The installation of a prefabricated pond is a popular do-it-yourself job today. They facilitate the installation of ponds in any garden.
These days, premade pond kits may be found with relative ease. A readily available stock of pond supplies is available at most home improvement and hardware stores today. Most homeowners need a few hundred gallons, and you can find kits at places like Walmart that have that much storage space.
It’s essential to think through not only the pond’s layout but also whether or not it will house fish before selecting a pond kit. If fish are in your future, it’s usually best to have a slightly larger gallon size to give them some breathing room. The number of fish that can be kept in a pond safely depends on several factors, including the pond’s gallon capacity (a larger pond can house more fish) and the filtration system that will be used.
Many smaller ponds use mechanical filters, which work OK for most situations but can’t maintain a good enough water quality when a pond is overstocked with fish. Fish need a biological filter because problems like ammonia surges can kill them.

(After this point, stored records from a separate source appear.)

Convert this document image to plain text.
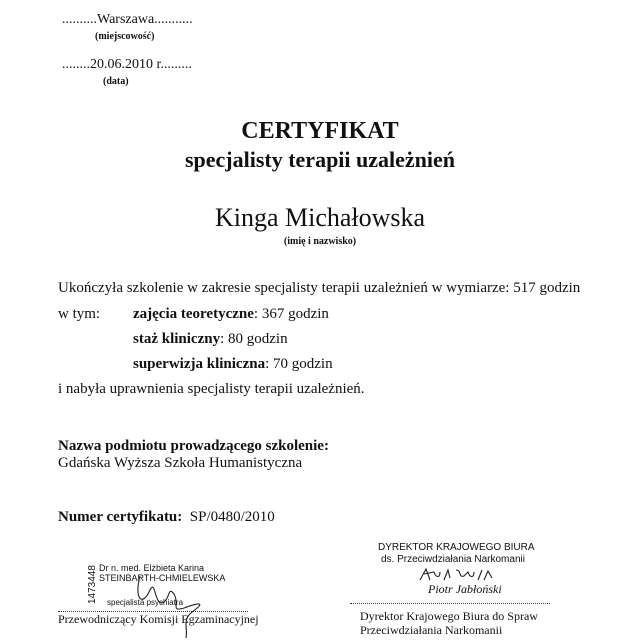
..........Warszawa...........
(miejscowość)
........20.06.2010 r.........
(data)
CERTYFIKAT
specjalisty terapii uzależnień
Kinga Michałowska
(imię i nazwisko)
Ukończyła szkolenie w zakresie specjalisty terapii uzależnień w wymiarze: 517 godzin
w tym: zajęcia teoretyczne: 367 godzin
staż kliniczny: 80 godzin
superwizja kliniczna: 70 godzin
i nabyła uprawnienia specjalisty terapii uzależnień.
Nazwa podmiotu prowadzącego szkolenie:
Gdańska Wyższa Szkoła Humanistyczna
Numer certyfikatu: SP/0480/2010
1473448 Dr n. med. Elżbieta Karina
STEINBARTH-CHMIELEWSKA
specjalista psychiatra
Przewodniczący Komisji Egzaminacyjnej
DYREKTOR KRAJOWEGO BIURA
ds. Przeciwdziałania Narkomanii
Piotr Jabłoński
Dyrektor Krajowego Biura do Spraw
Przeciwdziałania Narkomanii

Now that the fundamentals are taken care of and the layout and placement are just as you envisioned them, it is time to shop. You might be shocked to learn that a wide variety of formats exist. Due to the lack of individualization in prefabricated ponds, this is an essential step. You get to choose the form and dimensions. You might want to look at a rubber liner instead if you need or enjoy more options. These can be molded to fit ponds of varying sizes and shapes.
Since we’re talking about prefabricated ponds, you should realize they’re much more complicated to puncture than rubber. Like any plastic, they pose a threat of cracking in freezing temperatures. The water in a tiny pond like this should be drained, and the pond should be covered until the spring.
A tiny pond installation is excellent for a do-it-yourself job. Finding a pond kit that includes the liner or shell and the mechanical components like the filter and pump will simplify the process. Most of these are well-designed, meaning the machinery can easily accommodate the pond’s volume. This eliminates unnecessary guesswork and guarantees a solid foundation upon which to build.
The digging required to create a pond is, by far, the most labor-intensive component of the process. Unless, of course, your idea of fun is to dig. You’ll need to level off a space that’s the right size and depth for the pond liner. Take care not to slack off. Fill in any gaps between the earth and the shell and ensure the dig closely matches the shape. This guarantees that it will have sound underpinnings.
After the prefabricated pond shell has been set in place and secured, and the mechanicals have been installed, water can be added. Put enough water to cover the pond’s bottom by a few inches and then wait a day. Because of this, any chlorine is neutralized. At this time, you can also supplement the water with beneficial microorganisms if you like. You can also put in some aquatic plants like lilies if you want the look. The final step is to stock the pond with goldfish or koi.
The final stages of a do-it-yourself job like this may be just as exciting as the installation itself. You may make a prefabricated pond look like it was put there by nature by landscaping around it and concealing the pond’s edging with rocks or slate.